When I started to develop ntop in 1998, it was clear to me that the network was a huge, volatile (or semi-persistent if you wish), constantly changing database. In ntop this database is implemented in memory, where for each received packet, ntop updates the hosts, protocols, sessions, packet size….. tables. The web interface is yet another way to view the database contents using a web interface. In order not to exhaust all the available resources (memory in primis), the ntop memory database periodically purges data that is no longer accessed or that aged (e.g. a host that has not made any communication for a while). This original design is still present into the current ntop, and I still believe it’s a good idea to have it like that. What I did wrong (in 1998 I didn’t have too many options, but today the situation is different) was the mix of network knowledge with the database. Namely monitoring applications are just a feed for this network knowledge database, but they should not be a single entity, as this has a few drawbacks: 1) external applications cannot easily access data stored in this memory database 2) the design is not clean as everything is merged instead of splitting the network from the database part.
This summer I had a small accident, and instead of enjoying the summer, I had to stay home to recover. This has been a very creative time, as many people were in vacation (i.e. fewer email to handle) so I had time to code without paying too much attention to other activities. As I was experimenting with the redis database for a while and I liked its clean yet powerful design and mostly because it has the concept of time (or TTL in redis parlance). Namely in redis data can be persistent (i.e. stay on the DB forever) or last for a while that is perfect as network data is volatile. In fact think about ARP caches, DNS caches, NAT entries etc. they all have a lifetime.
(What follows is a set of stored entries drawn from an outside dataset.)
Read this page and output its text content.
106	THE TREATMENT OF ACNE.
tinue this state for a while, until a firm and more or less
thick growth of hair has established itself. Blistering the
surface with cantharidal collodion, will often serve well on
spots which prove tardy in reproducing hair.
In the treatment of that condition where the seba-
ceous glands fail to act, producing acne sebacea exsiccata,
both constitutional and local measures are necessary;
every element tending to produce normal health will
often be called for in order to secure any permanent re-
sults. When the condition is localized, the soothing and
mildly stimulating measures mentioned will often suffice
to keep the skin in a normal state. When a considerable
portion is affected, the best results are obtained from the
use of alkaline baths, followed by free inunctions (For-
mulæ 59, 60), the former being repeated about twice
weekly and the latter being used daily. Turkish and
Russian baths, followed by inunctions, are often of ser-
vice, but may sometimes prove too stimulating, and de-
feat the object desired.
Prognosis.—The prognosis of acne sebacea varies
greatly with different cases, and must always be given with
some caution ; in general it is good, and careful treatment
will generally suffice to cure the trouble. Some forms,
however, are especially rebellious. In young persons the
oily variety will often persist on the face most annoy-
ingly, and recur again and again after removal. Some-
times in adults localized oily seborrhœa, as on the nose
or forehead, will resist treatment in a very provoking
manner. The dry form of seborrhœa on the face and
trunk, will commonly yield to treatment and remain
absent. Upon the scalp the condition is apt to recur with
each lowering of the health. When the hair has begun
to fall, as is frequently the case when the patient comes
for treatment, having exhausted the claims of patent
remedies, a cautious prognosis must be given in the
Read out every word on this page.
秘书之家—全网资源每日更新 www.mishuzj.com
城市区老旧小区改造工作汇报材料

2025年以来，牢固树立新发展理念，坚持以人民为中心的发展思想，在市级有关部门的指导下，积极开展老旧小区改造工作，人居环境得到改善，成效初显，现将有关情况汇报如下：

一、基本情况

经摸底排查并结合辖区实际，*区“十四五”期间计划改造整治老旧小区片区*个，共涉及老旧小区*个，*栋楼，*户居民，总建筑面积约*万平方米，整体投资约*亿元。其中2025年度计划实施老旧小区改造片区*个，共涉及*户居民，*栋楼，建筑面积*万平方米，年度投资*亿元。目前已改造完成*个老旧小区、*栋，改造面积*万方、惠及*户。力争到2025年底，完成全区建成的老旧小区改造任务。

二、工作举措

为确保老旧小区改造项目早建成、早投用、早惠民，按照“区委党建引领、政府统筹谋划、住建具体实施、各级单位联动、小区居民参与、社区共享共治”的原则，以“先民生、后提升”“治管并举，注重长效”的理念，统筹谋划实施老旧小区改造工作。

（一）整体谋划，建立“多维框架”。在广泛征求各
SQL databases instead do not have the concept of time, and thus you can still purge aged data, but it’s not part of its nature, and it requires some housekeeping activities that complicate the design.
All these facts convinced me to jump on redis, and adopt it into ntop an nProbe. As ntop already had its own in-memory database, I focused on nProbe first. There are many things I like about flow-based probes, but there are also other I dislike, such as the probe-collector model, where most collectors are apps that receive flows, dump them on a SQL database, and run a few queries to render data on a web page. This model make sense as long as there is not a need to correlate flows together (e.g. a SIP flow with its corresponding RTP call) or users to flows (e.g. a radius or GTP user with its traffic) as doing this on a database is slow and a bit complicated to achieve. For this reason I have decided to do two things at once. Namely 1) store the network knowledge on the redis database, and 2) use this network knowledge to perform on-the-probe flow aggregation so that collectors can receive pre-aggregated data and thus has an easy life. This is what I called microcloud.
In the microcloud several database nodes are federated together, you can replicate data, monitor what is stored/deleted from the cache, dump a snapshot of your data. The latest nprobe version speaks with redis my means of the “–redis <host>” parameter so that nprobe stored into redis the temporary mappings (e.g. radius mapping). Of course external applications can access the redis DB and have an aggregated view of the network.
Thanks to redis you can correlate traffic flows coming from various network trunks that are monitored by various probes, or from various probes monitoring traffic on the same host. However them microcloud is more than just flow correlation. If you add to nProbe “–ucloud” nprobe stores into the microcloud information about traffic. Namely you can have the same view you have on ntop (hosts, application protocols etc) with nProbe, at a greater speed, available to all apps and not just nprobe. You can see in realtime without going through flow collection, what is happening on your network. Easily. When hosts or the info is no longer fresh (e.g. a host has stopped sending data), the microcloud, leveraging on redis TTL mechanism, automatically discards this data preserving your resources. Note that on the microcloud you can find much more than IP, bytes, and packets. Thanks to it, nProbe can for instance tell you, flow-by-flow, who is the user sending such flow (if radius or GTP information is available), what is the real host accessed (i.e. nProbe like ntop, via the DNS plugin, creates a per-host DNS cache on the microcloud), and anything else you can hardly do on collectors.
The microcloud concept however is much more than that. Imagine to store, or to make it available via the microcloud paradigm, data about your component configuration , network equipment, devices etc. This would enable users to correlate multiple data together, so that you can produce records like “Luca using his iPhone has accessed the ntop blog”, instead of dealing with IP addresses and ports. Namely the comprehensive integration of all this data make the microcloud a powerful concept. This would push monitoring beyond “curiosity of what is happening on the network”. Imagine if a firewall could exploit this info to update its security policy, or is snort could populate the microcloud with reports about blocked sessions (BTW we’ll be soon integrate this into the upcoming PF_RING DAQ adapter), so that you can also create a security score for all your network devices. For the time being, you can enjoy the microcloud on nProbe. We await your feedback to improve this novel concept we’ve just introduced.